Martedì 17, x non dimenticare

Oggi, 17 gennaio, è Sant’Antonio Abate, protettore degli animali domestici. In questa giornata da sempre contadini e pastori portano le loro bestie in Chiesa x farle benedire, e al giorno d’oggi molti cittadini portano nella parrocchia dedicata al Santo (mia mamma dice che ce n’è una anche qui a Bergamo) cani, gatti e altri famigli.

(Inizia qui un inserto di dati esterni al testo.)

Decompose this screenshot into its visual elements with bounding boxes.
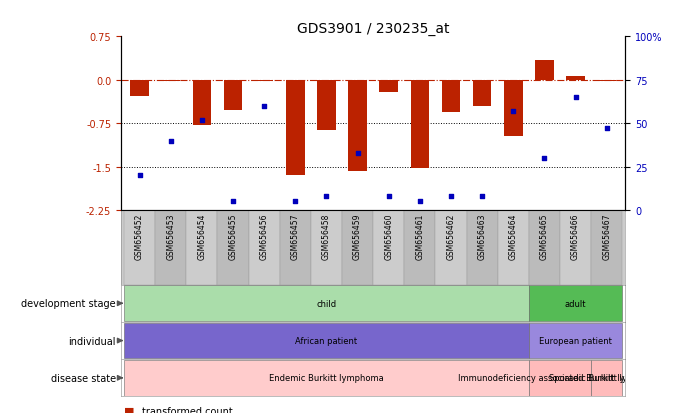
Bar <box>410 81 429 169</box>
Text: GSM656453: GSM656453 <box>167 213 176 259</box>
Point <box>290 199 301 205</box>
Bar <box>560 211 591 285</box>
Point <box>134 173 145 179</box>
Bar <box>529 323 622 358</box>
Point <box>352 150 363 157</box>
Point <box>477 193 488 200</box>
Bar <box>504 81 522 137</box>
Text: GSM656463: GSM656463 <box>477 213 486 259</box>
Bar <box>124 323 529 358</box>
Bar <box>566 76 585 81</box>
Text: GSM656462: GSM656462 <box>446 213 455 259</box>
Text: GSM656467: GSM656467 <box>602 213 611 259</box>
Text: development stage: development stage <box>21 299 116 309</box>
Text: adult: adult <box>565 299 586 308</box>
Text: GSM656454: GSM656454 <box>198 213 207 259</box>
Bar <box>124 360 529 396</box>
Text: European patient: European patient <box>539 336 612 345</box>
Bar <box>131 81 149 97</box>
Point <box>227 199 238 205</box>
Text: Endemic Burkitt lymphoma: Endemic Burkitt lymphoma <box>269 373 384 382</box>
Point <box>258 103 269 110</box>
Text: GSM656452: GSM656452 <box>135 213 144 259</box>
Bar <box>348 81 367 171</box>
Bar <box>466 211 498 285</box>
Bar <box>591 360 622 396</box>
Bar <box>255 81 274 82</box>
Text: GSM656465: GSM656465 <box>540 213 549 259</box>
Point <box>570 95 581 101</box>
Point <box>539 155 550 162</box>
Bar <box>286 81 305 176</box>
Point <box>165 138 176 145</box>
Bar <box>124 286 529 321</box>
Bar <box>124 211 155 285</box>
Bar <box>373 211 404 285</box>
Point <box>384 193 395 200</box>
Point <box>446 193 457 200</box>
Text: disease state: disease state <box>50 373 116 383</box>
Text: GSM656461: GSM656461 <box>415 213 424 259</box>
Text: GSM656457: GSM656457 <box>291 213 300 259</box>
Bar <box>597 81 616 82</box>
Text: ■: ■ <box>124 406 135 413</box>
Bar <box>311 211 342 285</box>
Bar <box>224 81 243 111</box>
Text: GSM656455: GSM656455 <box>229 213 238 259</box>
Bar <box>193 81 211 126</box>
Bar <box>249 211 280 285</box>
Bar <box>317 81 336 130</box>
Text: child: child <box>316 299 337 308</box>
Text: GSM656466: GSM656466 <box>571 213 580 259</box>
Bar <box>379 81 398 93</box>
Bar <box>473 81 491 107</box>
Bar <box>342 211 373 285</box>
Text: transformed count: transformed count <box>142 406 232 413</box>
Point <box>321 193 332 200</box>
Bar <box>218 211 249 285</box>
Bar <box>529 360 591 396</box>
Bar <box>535 61 553 81</box>
Text: African patient: African patient <box>295 336 357 345</box>
Bar <box>187 211 218 285</box>
Bar <box>529 286 622 321</box>
Text: GSM656459: GSM656459 <box>353 213 362 259</box>
Point <box>508 109 519 115</box>
Bar <box>435 211 466 285</box>
Point <box>196 117 207 124</box>
Bar <box>404 211 435 285</box>
Text: individual: individual <box>68 336 116 346</box>
Text: Immunodeficiency associated Burkitt lymphoma: Immunodeficiency associated Burkitt lymp… <box>458 373 662 382</box>
Text: GSM656458: GSM656458 <box>322 213 331 259</box>
Bar <box>591 211 622 285</box>
Bar <box>162 81 180 82</box>
Bar <box>498 211 529 285</box>
Bar <box>280 211 311 285</box>
Point <box>601 126 612 133</box>
Bar <box>529 211 560 285</box>
Title: GDS3901 / 230235_at: GDS3901 / 230235_at <box>297 22 449 36</box>
Point <box>415 199 426 205</box>
Text: GSM656456: GSM656456 <box>260 213 269 259</box>
Text: GSM656464: GSM656464 <box>509 213 518 259</box>
Text: Sporadic Burkitt lymphoma: Sporadic Burkitt lymphoma <box>549 373 664 382</box>
Text: GSM656460: GSM656460 <box>384 213 393 259</box>
Bar <box>155 211 187 285</box>
Bar <box>442 81 460 112</box>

Probabilmente è il rimasuglio di qualche usanza pagana, ma io non ne sono a conoscenza. Farò delle ricerche… se qualcuno ha qualche info, x favore lo scriva nei commenti.
 
Ma x me oggi è un altro tipo di giornata. Martedì 17 gennaio di 17 anni fa fu una giornata catastrofica, di quelle in cui è meglio rimanere a letto a dormire…
X me iniziò "benissimo" al mattino, andando al lavoro.All’epoca facevo la spola fra il quartiere Celadina, dove abitavo allora, e l’agglomerato urbano di Zingonia, dove stava la mia ditta. Ero in ritardo, così avevo pulito il vetro della macchina alla bell’e meglio (faceva freddissimo anche quell’anno… nebbia e gelo avevano formato un fenomeno suggestivo detto galaverna) e poi ero partita, facendo il mio solito giro del quartiere (avevo la patente solo da 6 mesi, xciò facevo sempre la stessa strada… oddio, adesso calcolerete quanti anni ho ). Ero ferma a uno stop e stavo x ripartire girando a destra, quando una macchina sfreccia velocissima davanti a me… faccio appena in tempo a frenare… Terrorizzata ma integra (e pure la macchina) riparto piano. Arriverò in ritardo, ma chi se ne frega. Mi viene in mente che è martedì 17, e io purtroppo, essendo nata di venerdì 13, sono sempre stata superstiziosa…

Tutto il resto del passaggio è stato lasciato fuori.